Cela aurait pu le dégoûter à vie des serpents, il s'est simplement promis d'être plus prudent à l'avenir.
De 2000 à 2018, il s'est laissé mordre par des serpents venimeux à plus de 200 reprises, et s'est injecté lui-même leur venin plus de 650 fois.
Il s'est infligé ces expériences extrêmement douloureuses pour viser une immunité totale contre leurs morsures, espérant contribuer à mettre au point un meilleur antivenin.

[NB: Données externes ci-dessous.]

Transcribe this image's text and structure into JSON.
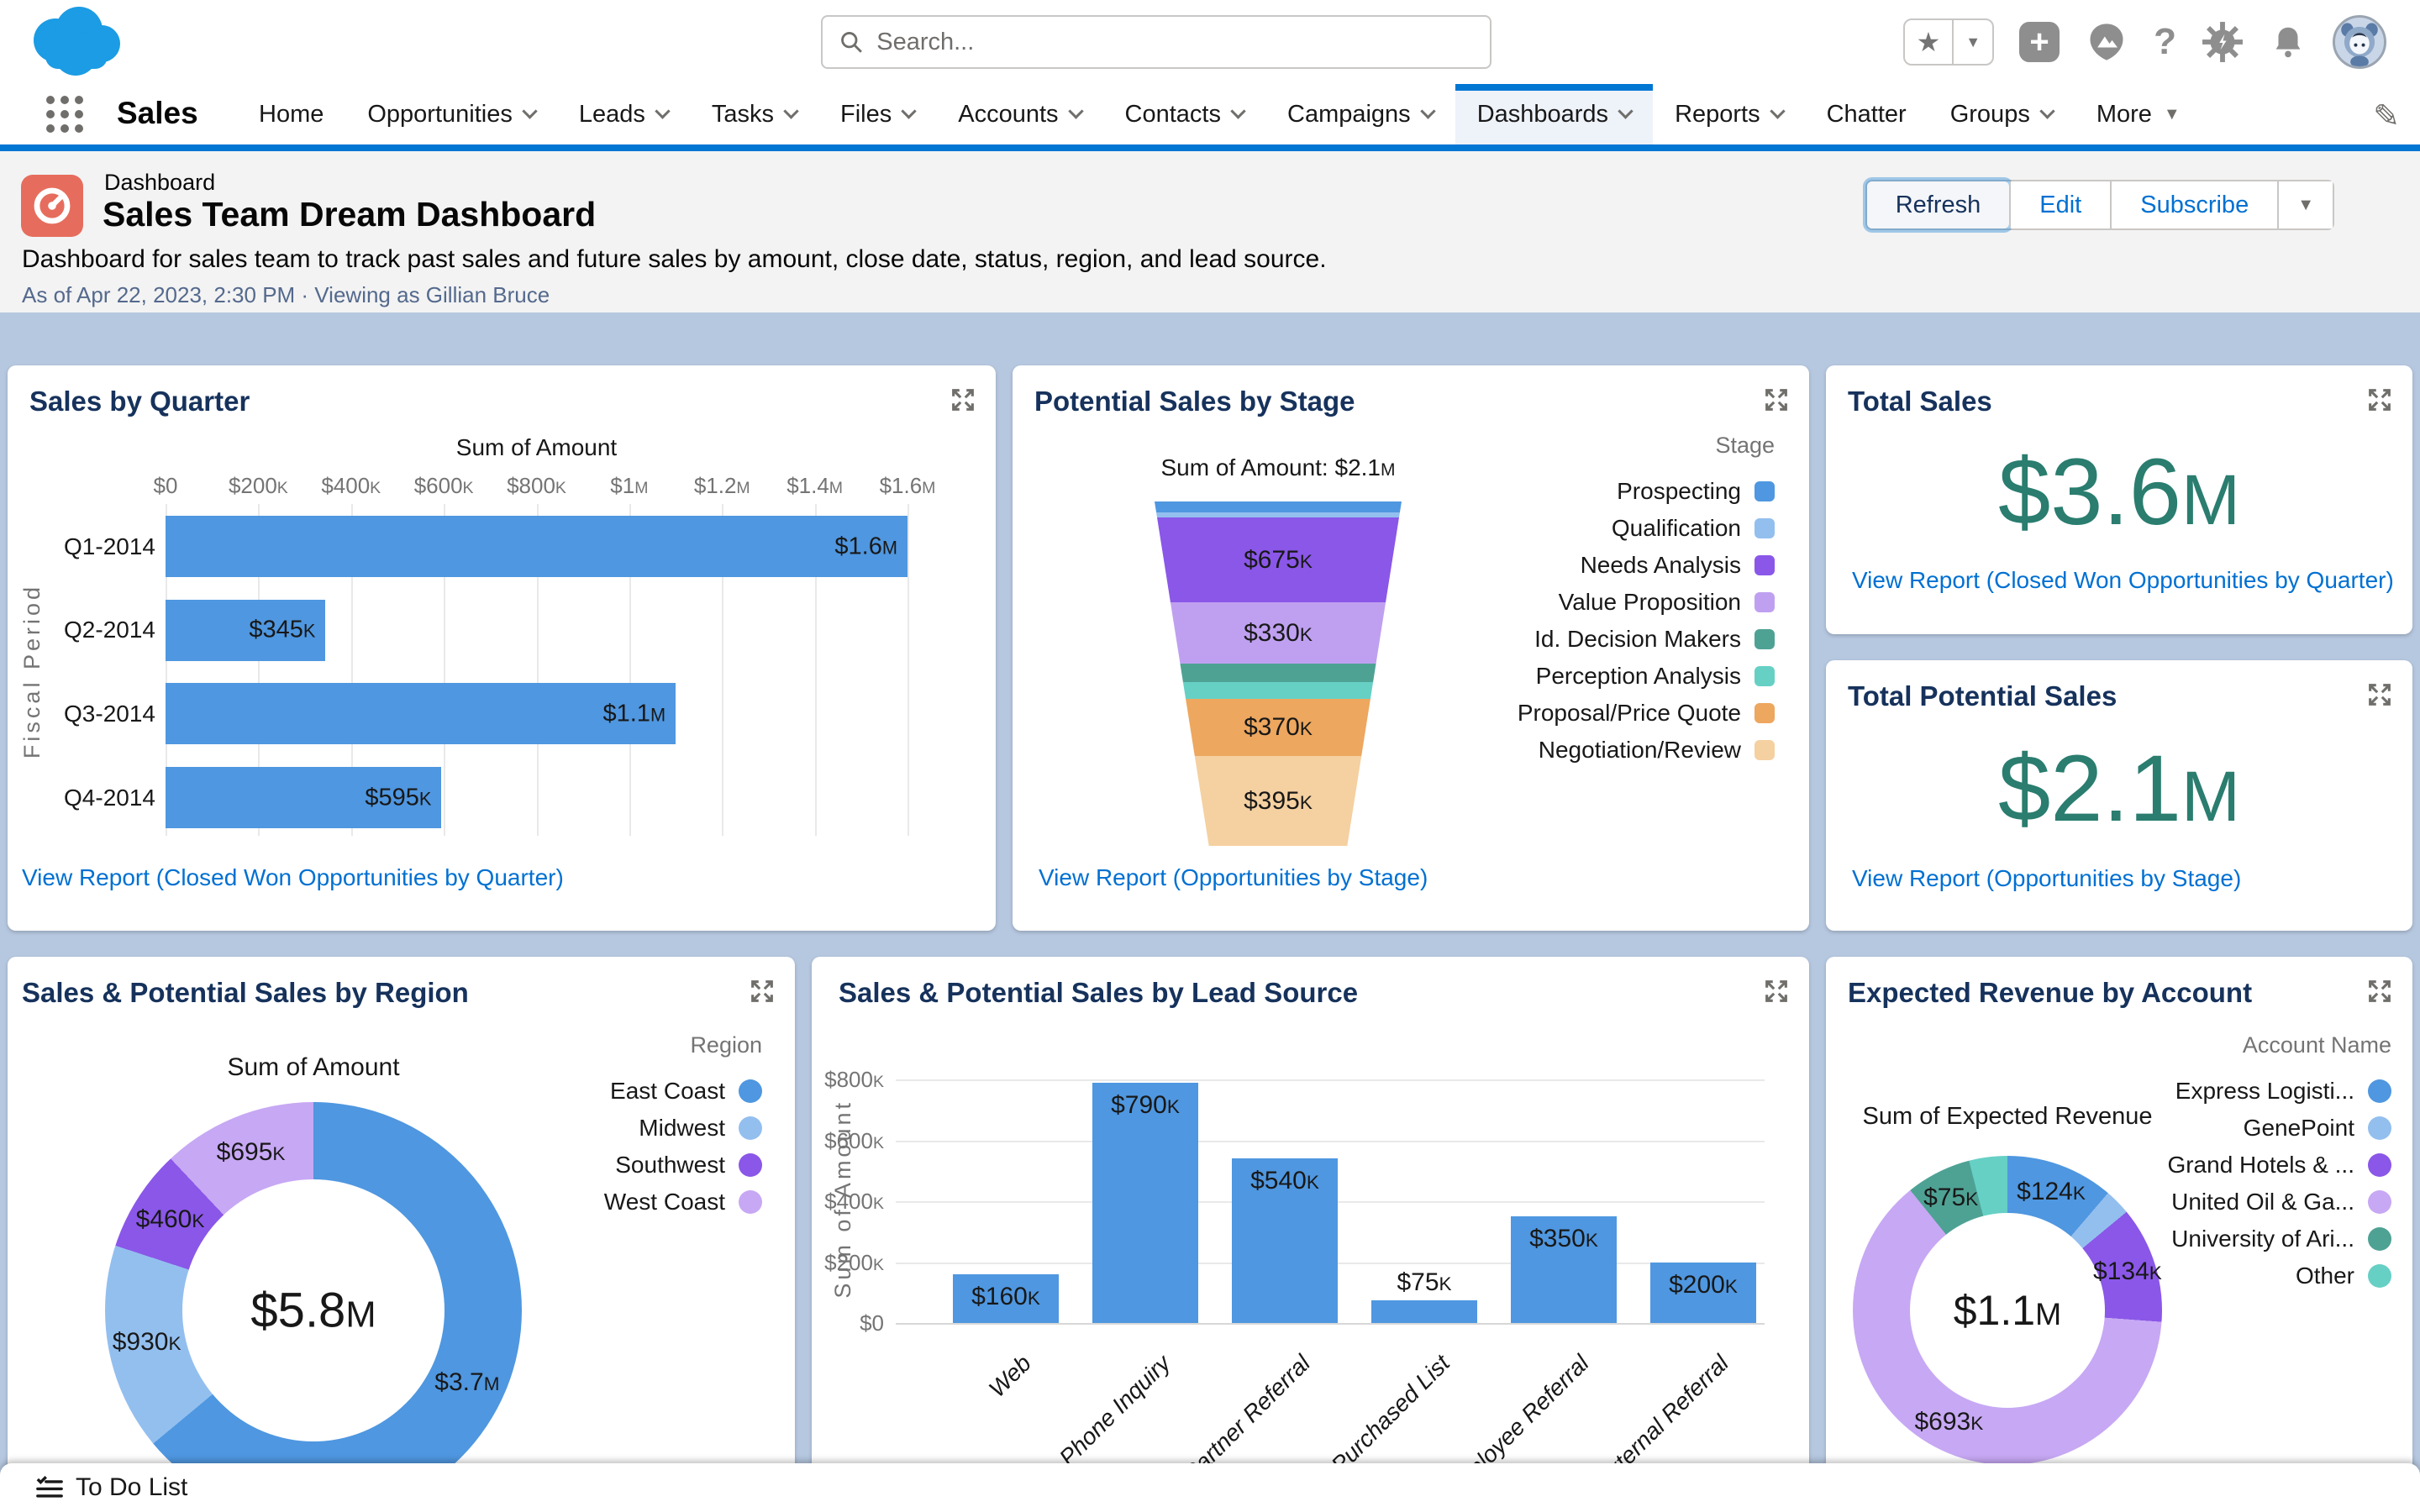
{
  "icons": {
    "star": "★",
    "caret": "▼",
    "plus": "+",
    "help": "?",
    "pencil": "✎"
  },
  "search": {
    "placeholder": "Search..."
  },
  "nav": {
    "app_name": "Sales",
    "tabs": [
      {
        "label": "Home",
        "chevron": false,
        "active": false
      },
      {
        "label": "Opportunities",
        "chevron": true,
        "active": false
      },
      {
        "label": "Leads",
        "chevron": true,
        "active": false
      },
      {
        "label": "Tasks",
        "chevron": true,
        "active": false
      },
      {
        "label": "Files",
        "chevron": true,
        "active": false
      },
      {
        "label": "Accounts",
        "chevron": true,
        "active": false
      },
      {
        "label": "Contacts",
        "chevron": true,
        "active": false
      },
      {
        "label": "Campaigns",
        "chevron": true,
        "active": false
      },
      {
        "label": "Dashboards",
        "chevron": true,
        "active": true
      },
      {
        "label": "Reports",
        "chevron": true,
        "active": false
      },
      {
        "label": "Chatter",
        "chevron": false,
        "active": false
      },
      {
        "label": "Groups",
        "chevron": true,
        "active": false
      },
      {
        "label": "More",
        "chevron": false,
        "caret": true,
        "active": false
      }
    ]
  },
  "page_header": {
    "eyebrow": "Dashboard",
    "title": "Sales Team Dream Dashboard",
    "description": "Dashboard for sales team to track past sales and future sales by amount, close date, status, region, and lead source.",
    "as_of": "As of Apr 22, 2023, 2:30 PM · Viewing as Gillian Bruce",
    "buttons": {
      "refresh": "Refresh",
      "edit": "Edit",
      "subscribe": "Subscribe"
    }
  },
  "colors": {
    "accent": "#0176D3",
    "link": "#0070D2",
    "metric_teal": "#2A7D6F",
    "bar_blue": "#4F97E0",
    "canvas": "#B6C8E0",
    "title_navy": "#16325C"
  },
  "cards": {
    "quarter": {
      "title": "Sales by Quarter",
      "link": "View Report (Closed Won Opportunities by Quarter)",
      "chart_data": {
        "type": "bar",
        "orientation": "horizontal",
        "axis_title": "Sum of Amount",
        "ylabel": "Fiscal Period",
        "categories": [
          "Q1-2014",
          "Q2-2014",
          "Q3-2014",
          "Q4-2014"
        ],
        "values_k": [
          1600,
          345,
          1100,
          595
        ],
        "labels": [
          "$1.6M",
          "$345K",
          "$1.1M",
          "$595K"
        ],
        "x_ticks": [
          "$0",
          "$200K",
          "$400K",
          "$600K",
          "$800K",
          "$1M",
          "$1.2M",
          "$1.4M",
          "$1.6M"
        ],
        "xlim_k": [
          0,
          1600
        ],
        "grid": true
      }
    },
    "stage": {
      "title": "Potential Sales by Stage",
      "link": "View Report (Opportunities by Stage)",
      "chart_data": {
        "type": "funnel",
        "total_label": "Sum of Amount: $2.1M",
        "legend_title": "Stage",
        "legend_position": "right",
        "segments": [
          {
            "name": "Prospecting",
            "color": "#4F97E0",
            "value_k": 80,
            "label": "",
            "height_frac": 0.032
          },
          {
            "name": "Qualification",
            "color": "#93BFEF",
            "value_k": 30,
            "label": "",
            "height_frac": 0.015
          },
          {
            "name": "Needs Analysis",
            "color": "#8A57E8",
            "value_k": 675,
            "label": "$675K",
            "height_frac": 0.246
          },
          {
            "name": "Value Proposition",
            "color": "#BFA0F0",
            "value_k": 330,
            "label": "$330K",
            "height_frac": 0.178
          },
          {
            "name": "Id. Decision Makers",
            "color": "#4EA294",
            "value_k": 110,
            "label": "",
            "height_frac": 0.054
          },
          {
            "name": "Perception Analysis",
            "color": "#66D0C5",
            "value_k": 100,
            "label": "",
            "height_frac": 0.049
          },
          {
            "name": "Proposal/Price Quote",
            "color": "#EDA75F",
            "value_k": 370,
            "label": "$370K",
            "height_frac": 0.166
          },
          {
            "name": "Negotiation/Review",
            "color": "#F5D0A1",
            "value_k": 395,
            "label": "$395K",
            "height_frac": 0.26
          }
        ]
      }
    },
    "total_sales": {
      "title": "Total Sales",
      "value": "$3.6M",
      "link": "View Report (Closed Won Opportunities by Quarter)"
    },
    "total_potential": {
      "title": "Total Potential Sales",
      "value": "$2.1M",
      "link": "View Report (Opportunities by Stage)"
    },
    "region": {
      "title": "Sales & Potential Sales by Region",
      "chart_data": {
        "type": "pie",
        "subtitle": "Sum of Amount",
        "center_label": "$5.8M",
        "legend_title": "Region",
        "legend_position": "right",
        "slices": [
          {
            "name": "East Coast",
            "color": "#4F97E0",
            "value_k": 3700,
            "label": "$3.7M"
          },
          {
            "name": "Midwest",
            "color": "#93BFEF",
            "value_k": 930,
            "label": "$930K"
          },
          {
            "name": "Southwest",
            "color": "#8A57E8",
            "value_k": 460,
            "label": "$460K"
          },
          {
            "name": "West Coast",
            "color": "#C7A8F4",
            "value_k": 695,
            "label": "$695K"
          }
        ]
      }
    },
    "lead_source": {
      "title": "Sales & Potential Sales by Lead Source",
      "chart_data": {
        "type": "bar",
        "orientation": "vertical",
        "ylabel": "Sum of Amount",
        "categories": [
          "Web",
          "Phone Inquiry",
          "Partner Referral",
          "Purchased List",
          "Employee Referral",
          "External Referral"
        ],
        "values_k": [
          160,
          790,
          540,
          75,
          350,
          200
        ],
        "labels": [
          "$160K",
          "$790K",
          "$540K",
          "$75K",
          "$350K",
          "$200K"
        ],
        "y_ticks": [
          "$0",
          "$200K",
          "$400K",
          "$600K",
          "$800K"
        ],
        "ylim_k": [
          0,
          800
        ],
        "grid": true
      }
    },
    "expected": {
      "title": "Expected Revenue by Account",
      "chart_data": {
        "type": "pie",
        "subtitle": "Sum of Expected Revenue",
        "center_label": "$1.1M",
        "legend_title": "Account Name",
        "legend_position": "right",
        "slices": [
          {
            "name": "Express Logisti...",
            "color": "#4F97E0",
            "value_k": 124,
            "label": "$124K"
          },
          {
            "name": "GenePoint",
            "color": "#93BFEF",
            "value_k": 30,
            "label": ""
          },
          {
            "name": "Grand Hotels & ...",
            "color": "#8A57E8",
            "value_k": 134,
            "label": "$134K"
          },
          {
            "name": "United Oil & Ga...",
            "color": "#C7A8F4",
            "value_k": 693,
            "label": "$693K"
          },
          {
            "name": "University of Ari...",
            "color": "#4EA294",
            "value_k": 75,
            "label": "$75K"
          },
          {
            "name": "Other",
            "color": "#66D0C5",
            "value_k": 44,
            "label": ""
          }
        ]
      }
    }
  },
  "dock": {
    "label": "To Do List"
  }
}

Cette pratique consistant à acquérir une immunité vis-à-vis des substances toxiques via une ingestion de doses croissantes, est appelée mithridatisme, en référence à Mithridate le Grand (113-63 avant JC). Selon la légende, ce roi grec, redoutant d'être empoisonné par ses ennemis, a ingurgité des quantités croissantes d'arsenic dans le but de s'y accoutumer.
L'ex-mécanicien de camions, sans diplôme universitaire, a longtemps lutté pour être pris au sérieux par les scientifiques. Au bout de 25 ans, des recherches basées sur ses expériences ont paru en mai dans la revue Cell.
Elles montrent que les anticorps de son sang offrent une protection contre de nombreuses morsures de serpents, et leurs auteurs espèrent aujourd'hui que l'hyperimmunité acquise par Tim Friede permettra de mettre au point un antivenin universel.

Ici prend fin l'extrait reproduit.